At St. Jude Children’s Research Hospital, John Nitiss is trying to figure out just how certain cancer drugs — those that target topoisomerases — work. In doing so, he is hoping to specifically discover where they interact on the enzyme and what exactly is going on in a cancer cell once the drug begins to act on the enzyme.
While Nitiss previously conducted this drug action research in yeast, he is now turning his attention to mammalian cells with the help of RNA interference.
Yeast has been an extremely successful model for understanding the mechanisms of cancer drugs, he told RNAi News. But “what I’ve always said is that I would start doing these sorts of experiments in mammalian cells when I could do yeast genetics in mammalian cells. That’s actually where the RNAi is starting to come in.”
Nitiss said that researchers have been using strains of yeast with particular genes deleted as a way to identify genes that are important for cell sensitivity to topoisomerase I- and topoisomerase II-targeting drugs.
“Now, we have the opportunity of taking genes that we know to be important in yeast cells for surviving these types of drugs and to demonstrate that those same genes play similar roles for mammalian cells,” he said.
Nitiss said that he and his colleagues are beginning this work by looking at Nijmegen-Breakage Syndrome. NBS is a rare genetic disease that is characterized by progressive microcephaly, short stature, and a strong predisposition to cancers, particularly lymphoma.
“Biochemical analyses show that the gene that is mutated in this disease is a component of a complex called the MRN complex,” he said, “which includes a gene called Mre-11, Rad-50, and Nbs-1.” Nitiss added that, for reasons not yet known, Nbs-1 is very poorly conserved between the yeast cells and mammalian cells, while Mre-11 and Rad-50 are very highly conserved.
Mre-11 is essential for homologous recombination and double-strand break repair, as well as damage responsiveness, he said, and the researchers are hoping to demonstrate that the individual components of Mre-11 impact sensitivity to topoisomerase-targeting drugs in mammalian cells as much as they do in yeast.
“The idea is to first have a very powerful way of identifying genes that are potentially important for drug sensitivity using yeast cells and then use RNAi techniques to verify that a loss of function of those genes actually sensitizes mammalian cells [to the drugs] as well,” Nitiss said.
First Things First
The project is already underway using Saccharomyces cerevisiae, he said. A large number of genes of interest have already been identified in yeast, he noted, but ones that have piqued the researchers’ interest are those for which there is no obvious mammalian homolog.

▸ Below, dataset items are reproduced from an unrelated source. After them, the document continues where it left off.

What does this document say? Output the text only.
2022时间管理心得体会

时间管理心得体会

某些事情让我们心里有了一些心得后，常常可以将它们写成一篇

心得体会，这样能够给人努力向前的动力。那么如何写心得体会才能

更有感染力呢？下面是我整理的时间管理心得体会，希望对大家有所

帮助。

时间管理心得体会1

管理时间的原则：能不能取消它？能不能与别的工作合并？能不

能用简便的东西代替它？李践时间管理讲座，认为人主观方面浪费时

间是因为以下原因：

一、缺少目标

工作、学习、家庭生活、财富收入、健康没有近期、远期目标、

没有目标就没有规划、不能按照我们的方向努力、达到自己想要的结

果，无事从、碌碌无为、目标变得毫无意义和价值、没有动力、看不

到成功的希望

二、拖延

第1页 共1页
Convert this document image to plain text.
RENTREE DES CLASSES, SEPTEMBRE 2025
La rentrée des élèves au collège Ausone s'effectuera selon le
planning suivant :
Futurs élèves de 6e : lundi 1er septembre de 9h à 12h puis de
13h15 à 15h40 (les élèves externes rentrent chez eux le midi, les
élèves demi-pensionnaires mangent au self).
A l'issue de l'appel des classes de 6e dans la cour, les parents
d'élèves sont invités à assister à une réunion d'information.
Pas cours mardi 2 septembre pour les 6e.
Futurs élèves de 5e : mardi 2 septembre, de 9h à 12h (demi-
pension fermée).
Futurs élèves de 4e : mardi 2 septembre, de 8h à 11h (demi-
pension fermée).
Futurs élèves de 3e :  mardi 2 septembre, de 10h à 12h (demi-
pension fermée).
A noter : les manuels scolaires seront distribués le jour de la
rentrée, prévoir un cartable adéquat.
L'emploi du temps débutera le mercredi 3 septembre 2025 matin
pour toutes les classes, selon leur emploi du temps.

“So, part of our effort will require actually identifying the mammalian homologue [for various genes that may be involved in cancer drug sensitivity],” he said.
The process of doing so involves taking advantage of a previously constructed set of strains which have had their open-reading frames disrupted, Nitiss said. This provides “access to the complete set of non-essential genes in very rigorously constructed knockouts,” he said. And while this might be sufficient for many types of drugs, yeast can be resistant to many different types of drugs. In cases like these, drug-hypersensitive mutant strains are often employed, he said.
“This gives us a set of genes, some from pathways we already know are important, such a homologous recombination, but also in other pathways we didn’t suspect were important for cell survival [following the damage caused by a particular drug],” he said.
If there is an obvious mammalian homolog for the identified yeast gene, Nitiss said, “we go directly to … an RNAi-type experiment.” If no human homolog is apparent, genomes from other types of yeast are examined “to try to identify regions that are essential, [and then we] go back to query some of the mammalian genome to see if you can get things that look like homologs.”
Tool Before Treatment
In the end, Nitiss hopes that his experiments will allow him and his colleagues to figure out how the DNA damage caused by topoisomerase-targeting drugs is repaired by the cell.
“We have no possibility, at the present time, of assessing whether tumor cells have a differential capability of repairing this type of DNA damage,” he said. Additionally, many researchers are trying to develop ways of making cells more sensitive to various types of DNA damage, Nitiss added.
For example, he said, if RNAi can be used to locate those genes that control a specific repair function needed to survive the damage caused by a topoisomerase-targeting drug, those genes could be perturbed in a tumor cell in order to improve the efficacy of the therapy.
As for whether that pertur- bation can be brought about using RNAi, Nitiss is somewhat skeptical.
“Probably, [RNAi’s] strongest role is in establishing proof of principle,” he said. “Most of what I understand is that it would be very difficult to make good therapeutic molecules with RNA. So, I think its impact is going to be felt as a tool long before anyone makes a very successful RNA-based therapeutic.”